Pirate nation is a look at China’s long history of imitation, borrowing and copying. The scale of software pirating is immense, even at the corporate level and punishment is rare and irrelevant. Local officials are often involved in counterfeiting businesses and tourists lap it up. This creates an unfair commercial playing field. It also puts a break on ideas led innovation and entrepreneurialism as everyone knows that their ideas can be pinched and copied. This is a nation that broke all the rules to get here, they see this as a virtue. It is, in fact, a massive global subsidy.

China has climbed inside the US and world economy with its buying of US bonds (lending to Us, acting, in effect as its bank), currency controls and economic activity. The US may find itself high and dry if China decides to get growth from sales elsewhere and abandon support for the US. The US is a dependent child and may become an abandoned child if it continues to live on blind consumerism and debt.

There are nearly as many people learning English in China, as speak English in the US, Canada and the UK combined. Learning Mandarin is pointless, better to learn other skills, while Chinese kids learn English.

Mr China by Tim Clissold
This is an entertaining and largely anecdotal book by someone who studied mandarin in Beijing then was hired to head up a wall street charge with 400 million dollars into manufacturing in China. It joy is in the descriptions of culture clashes between brash US financiers and Chinese chancers. Capitalism and culture clashes at their worst.

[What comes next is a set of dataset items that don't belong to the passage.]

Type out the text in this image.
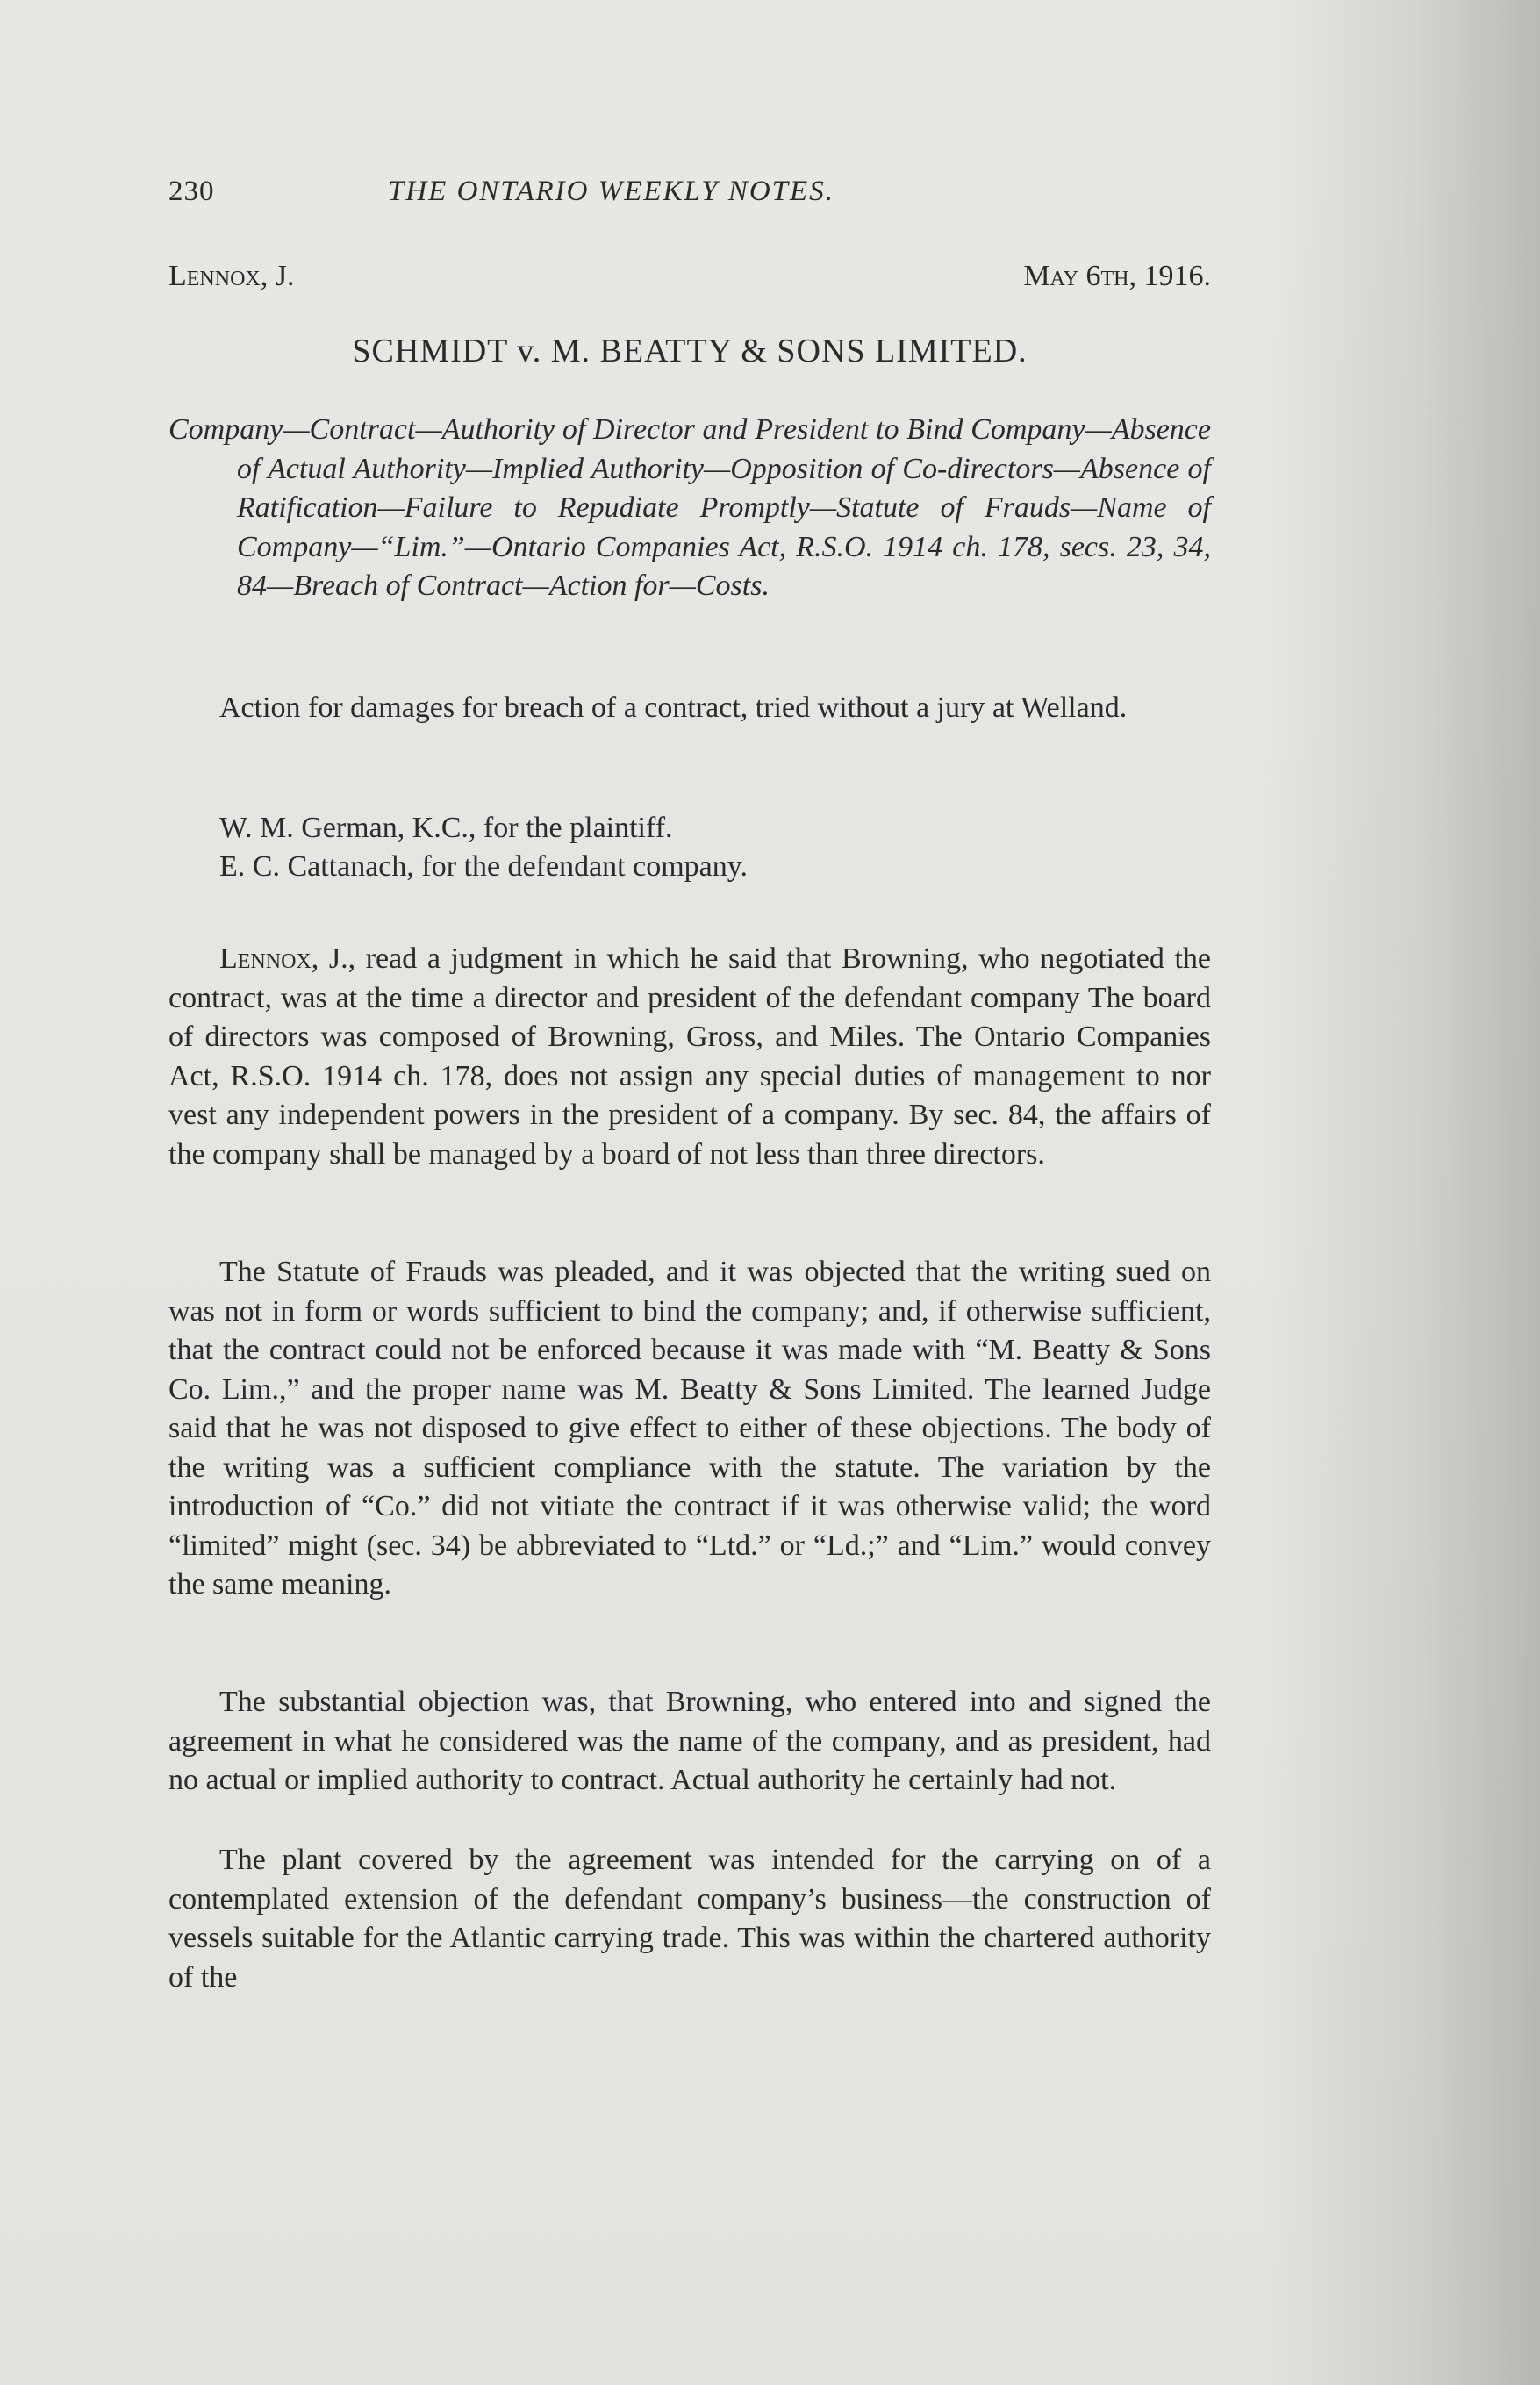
230	THE ONTARIO WEEKLY NOTES.
Lennox, J.	May 6th, 1916.
SCHMIDT v. M. BEATTY & SONS LIMITED.
Company—Contract—Authority of Director and President to Bind Company—Absence of Actual Authority—Implied Authority—Opposition of Co-directors—Absence of Ratification—Failure to Repudiate Promptly—Statute of Frauds—Name of Company—“Lim.”—Ontario Companies Act, R.S.O. 1914 ch. 178, secs. 23, 34, 84—Breach of Contract—Action for—Costs.

Action for damages for breach of a contract, tried without a jury at Welland.

W. M. German, K.C., for the plaintiff.

E. C. Cattanach, for the defendant company.

Lennox, J., read a judgment in which he said that Browning, who negotiated the contract, was at the time a director and president of the defendant company The board of directors was composed of Browning, Gross, and Miles. The Ontario Companies Act, R.S.O. 1914 ch. 178, does not assign any special duties of management to nor vest any independent powers in the president of a company. By sec. 84, the affairs of the company shall be managed by a board of not less than three directors.

The Statute of Frauds was pleaded, and it was objected that the writing sued on was not in form or words sufficient to bind the company; and, if otherwise sufficient, that the contract could not be enforced because it was made with “M. Beatty & Sons Co. Lim.,” and the proper name was M. Beatty & Sons Limited. The learned Judge said that he was not disposed to give effect to either of these objections. The body of the writing was a sufficient compliance with the statute. The variation by the introduction of “Co.” did not vitiate the contract if it was otherwise valid; the word “limited” might (sec. 34) be abbreviated to “Ltd.” or “Ld.;” and “Lim.” would convey the same meaning.

The substantial objection was, that Browning, who entered into and signed the agreement in what he considered was the name of the company, and as president, had no actual or implied authority to contract. Actual authority he certainly had not.

The plant covered by the agreement was intended for the carrying on of a contemplated extension of the defendant company’s business—the construction of vessels suitable for the Atlantic carrying trade. This was within the chartered authority of the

China Shakes the World by James Kynge
On the World Bank’s list of the 20 most polluted cities, 16 are in China. Oil gushed out to wells to be wasted and water conservation is rare. 44% of the felled timber imported is illegally felled. China buys, copies or insists on IP transfer but it is perspiration rather that inspiration that drives their economy, a mammoth pool of cheap labour.

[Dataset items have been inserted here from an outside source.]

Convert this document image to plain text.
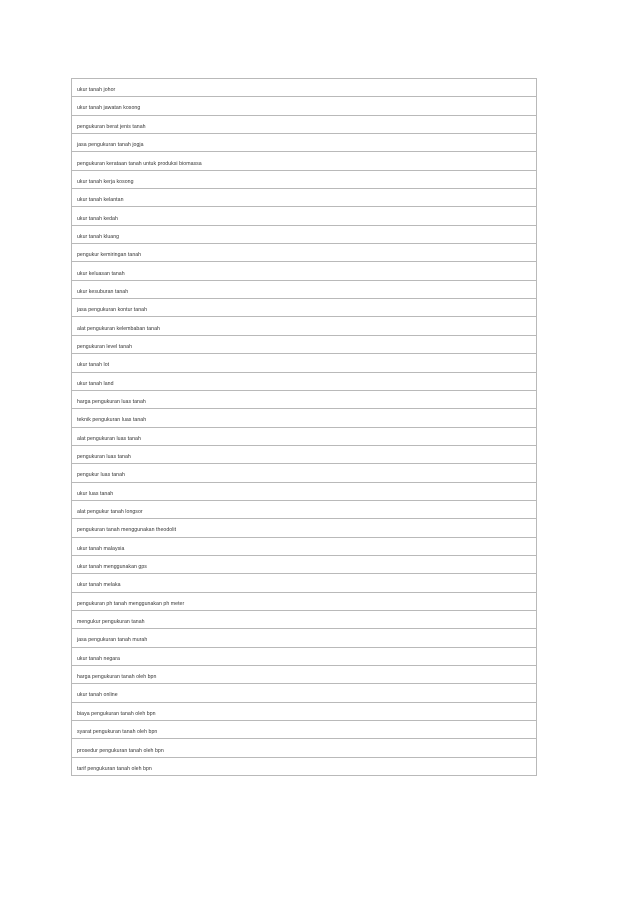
ukur tanah johor
ukur tanah jawatan kosong
pengukuran berat jenis tanah
jasa pengukuran tanah jogja
pengukuran kerataan tanah untuk produksi biomassa
ukur tanah kerja kosong
ukur tanah kelantan
ukur tanah kedah
ukur tanah kluang
pengukur kemiringan tanah
ukur keluasan tanah
ukur kesuburan tanah
jasa pengukuran kontur tanah
alat pengukuran kelembaban tanah
pengukuran level tanah
ukur tanah lot
ukur tanah land
harga pengukuran luas tanah
teknik pengukuran luas tanah
alat pengukuran luas tanah
pengukuran luas tanah
pengukur luas tanah
ukur luas tanah
alat pengukur tanah longsor
pengukuran tanah menggunakan theodolit
ukur tanah malaysia
ukur tanah menggunakan gps
ukur tanah melaka
pengukuran ph tanah menggunakan ph meter
mengukur pengukuran tanah
jasa pengukuran tanah murah
ukur tanah negara
harga pengukuran tanah oleh bpn
ukur tanah online
biaya pengukuran tanah oleh bpn
syarat pengukuran tanah oleh bpn
prosedur pengukuran tanah oleh bpn
tarif pengukuran tanah oleh bpn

Business is not what one might think. Key sectors are largely state owned (banks, oil & gas, telecoms, railways, power, ports and petrochemicals). Companies only float one third of their share capital, faked results, share manipulation and the banks may need to make costly readjustments. Then there’s the breakdown of trust, bribes, even fake policemen. But it is corruption that remains rampant.

The final chapter on foreign affairs reveals the, at times artificial, attempt to woo foreigners, has a manipulative side. It refers to Making the Foreign Serve China by Anne-Marie Brady, who obtained instruction manuals on how to woo foreigners. It’s all very utilitarian, especially around the Olympics. Foreign policy is truly global and Kynge looks as the tripling of trade to Africa, the courting of Venezuela, Sudan, Burma and central Asian states. Pakistan and Bangladesh are also in its sights. Much of this is about protecting its oil routes but also to increase trade.